Como ponto de partida, o conectivo quer acentuar a
articulação entre campos sociais, entendendo campo como um espaço estruturado
de relações, no qual forças de desigual poder lutam para transformar ou manter
suas posições (Bourdieu, 1989, 1996, 1997). Campos sociais são historicamente
constituídos e atualizados em contextos e processos sociais específicos que, ao
mesmo tempo, envolvem e extrapolam suas fronteiras, mas sempre movidos por
disputas por posições e capitais materiais e simbólicos. Fronteiras porosas por
onde transitam agentes, discursos, políticas, teorias e expandem ou contraem
relações, capitais, conflitos, enfim, interesses de diferentes ordens.
O termo Comunicação e Saúde, portanto, delimita um
território de disputas específicas, embora atravessado e composto por elementos
característicos de um, de outro e da formação social mais ampla que os abriga.
Trata-se de um campo ainda em formação, mas como os demais constitui um
universo multidimensional no qual agentes e instituições desenvolvem
estratégias, tecem alianças, antagonismos, negociações. Essa concepção implica
colocar em relevo a existência de discursos concorrentes, constituídos por e
constituintes de relações de saber e poder, dinâmica que inclui os diferentes
enfoques teóricos acerca da comunicação, saúde e suas relações. Contrapõe-se,
assim, a perspectivas que reduzem a comunicação a um conjunto de técnicas
e meios a serem utilizados de acordo com os objetivos da área da saúde,
notadamente para transmitir informações de saúde para a população.
A
formação do campo
O que hoje denominamos Comunicação e Saúde resulta,
então, da associação de campos que, embora irredutíveis um ao outro, possuem um
longo histórico comum de agenciamentos. Podemos tomar como marco a
institucionalização das práticas de comunicação, com a criação, em 1923, do
Serviço de Propaganda e Educação Sanitária, no interior do
Departamento Nacional de Saúde Pública, ainda no contexto do que se tornou
conhecido como Reforma Carlos Chagas. O serviço abriu espaço para as atividades
que buscavam a adesão da população para as medidas preconizadas pelas
autoridades sanitárias, voltadas principalmente para a higiene pessoal e
pública, saúde da criança e da mulher gestante. A ascensão do modelo
bacteriológico – com a descoberta de agentes patológicos específicos para cada
doença e processos de transmissão – contribuiu para a ênfase crescente nas
medidas individuais de higiene, enquanto as medidas mais abrangentes sobre as
condições socioambientais foram paulatinamente secundarizadas. À época, educar,
higienizar e sanear eram as palavras de ordem, profundamente articuladas ao
intenso debate sobre o projeto nacional. Isso não significou, contudo, a
eliminação das medidas coercitivas, características das campanhas sanitárias do
início do século XX, cujas grandes resistências potencializaram vários
movimentos, que culminaram na Revolta da Vacina (Cardoso, 2001).

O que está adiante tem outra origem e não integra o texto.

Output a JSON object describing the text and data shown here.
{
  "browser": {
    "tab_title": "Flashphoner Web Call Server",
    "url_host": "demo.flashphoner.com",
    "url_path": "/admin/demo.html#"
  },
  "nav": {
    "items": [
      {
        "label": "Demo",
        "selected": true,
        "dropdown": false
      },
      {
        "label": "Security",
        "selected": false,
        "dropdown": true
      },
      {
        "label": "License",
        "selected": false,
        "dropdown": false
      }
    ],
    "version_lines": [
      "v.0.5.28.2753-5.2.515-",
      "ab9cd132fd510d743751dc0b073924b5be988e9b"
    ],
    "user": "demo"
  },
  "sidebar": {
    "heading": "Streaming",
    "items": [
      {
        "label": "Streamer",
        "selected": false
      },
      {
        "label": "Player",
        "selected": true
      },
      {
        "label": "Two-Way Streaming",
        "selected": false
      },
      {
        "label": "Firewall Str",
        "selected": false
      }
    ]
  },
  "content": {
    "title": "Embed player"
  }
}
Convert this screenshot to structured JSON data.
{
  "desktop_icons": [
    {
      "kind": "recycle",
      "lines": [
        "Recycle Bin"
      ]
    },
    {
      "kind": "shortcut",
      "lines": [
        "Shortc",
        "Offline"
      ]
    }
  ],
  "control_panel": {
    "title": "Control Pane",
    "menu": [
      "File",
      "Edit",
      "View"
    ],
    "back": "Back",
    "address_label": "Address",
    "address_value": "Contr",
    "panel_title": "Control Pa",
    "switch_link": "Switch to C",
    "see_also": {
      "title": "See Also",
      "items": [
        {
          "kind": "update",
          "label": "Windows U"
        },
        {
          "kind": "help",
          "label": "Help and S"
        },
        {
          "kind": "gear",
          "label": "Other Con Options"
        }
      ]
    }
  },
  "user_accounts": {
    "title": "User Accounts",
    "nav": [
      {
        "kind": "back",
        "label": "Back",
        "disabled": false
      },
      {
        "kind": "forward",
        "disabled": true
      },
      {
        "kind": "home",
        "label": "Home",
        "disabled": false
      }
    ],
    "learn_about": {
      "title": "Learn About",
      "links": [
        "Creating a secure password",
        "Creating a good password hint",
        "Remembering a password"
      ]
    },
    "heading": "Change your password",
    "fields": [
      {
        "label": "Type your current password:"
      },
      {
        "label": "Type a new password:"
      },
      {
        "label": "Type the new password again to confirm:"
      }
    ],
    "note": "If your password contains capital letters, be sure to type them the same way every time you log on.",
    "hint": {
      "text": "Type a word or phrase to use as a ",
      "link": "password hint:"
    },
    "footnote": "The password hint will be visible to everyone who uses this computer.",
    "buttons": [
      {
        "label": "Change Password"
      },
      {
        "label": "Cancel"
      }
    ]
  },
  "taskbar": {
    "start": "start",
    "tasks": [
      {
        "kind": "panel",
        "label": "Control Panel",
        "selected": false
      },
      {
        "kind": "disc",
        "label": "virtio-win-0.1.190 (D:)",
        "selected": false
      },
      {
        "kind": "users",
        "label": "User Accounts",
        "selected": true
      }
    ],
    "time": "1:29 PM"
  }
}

Desde então, atravessando diferentes conjunturas
sociais, políticas e sanitárias e relacionando-se com distintas formas de
conceber o processo saúde-doença, a comunicação passou a habitar as
atividades de saúde, principalmente relacionadas às ações de prevenção, chamada
a lutar contra a ‘ignorância’, espécie de vala comum que passou a receber toda
e qualquer resistência às medidas sanitárias.
No entanto, as práticas de comunicação nunca
representaram a utilização de instrumentos supostamente neutros, mas
expressaram também a convergência entre determinados modelos e concepções de
ambos os campos. Assim, no sanitarismo campanhista das primeiras décadas do
século XX predominaram as práticas de difusão de medidas de higiene, ancoradas
em teorias de comunicação de fundo behaviorista, que estabeleciam uma relação
causal e automática entre estímulo e resposta: uma vez exposto a uma mensagem,
o indivíduo – o ‘público-alvo’ – reagiria de acordo com os objetivos do
emissor. No período entre guerras, com Vargas, o Brasil experimentou uma
inédita política de comunicação governamental, importante na tessitura
ideológica do novo regime, da nova nação e do novo homem
brasileiro. Estimulados pela visão mundial da propaganda como eficaz ferramenta
na “gestão governamental das opiniões” (Lasswell apud
Mattelart e Mattelart, 1999, p. 37), foram criados diferentes setores de
comunicação e educação nos ministérios, inclusive o Serviço Nacional de
Educação Sanitária (SNES), em 1941, com o objetivo de padronizar metodologias e
difundir maciçamente informações sobre questões de saúde.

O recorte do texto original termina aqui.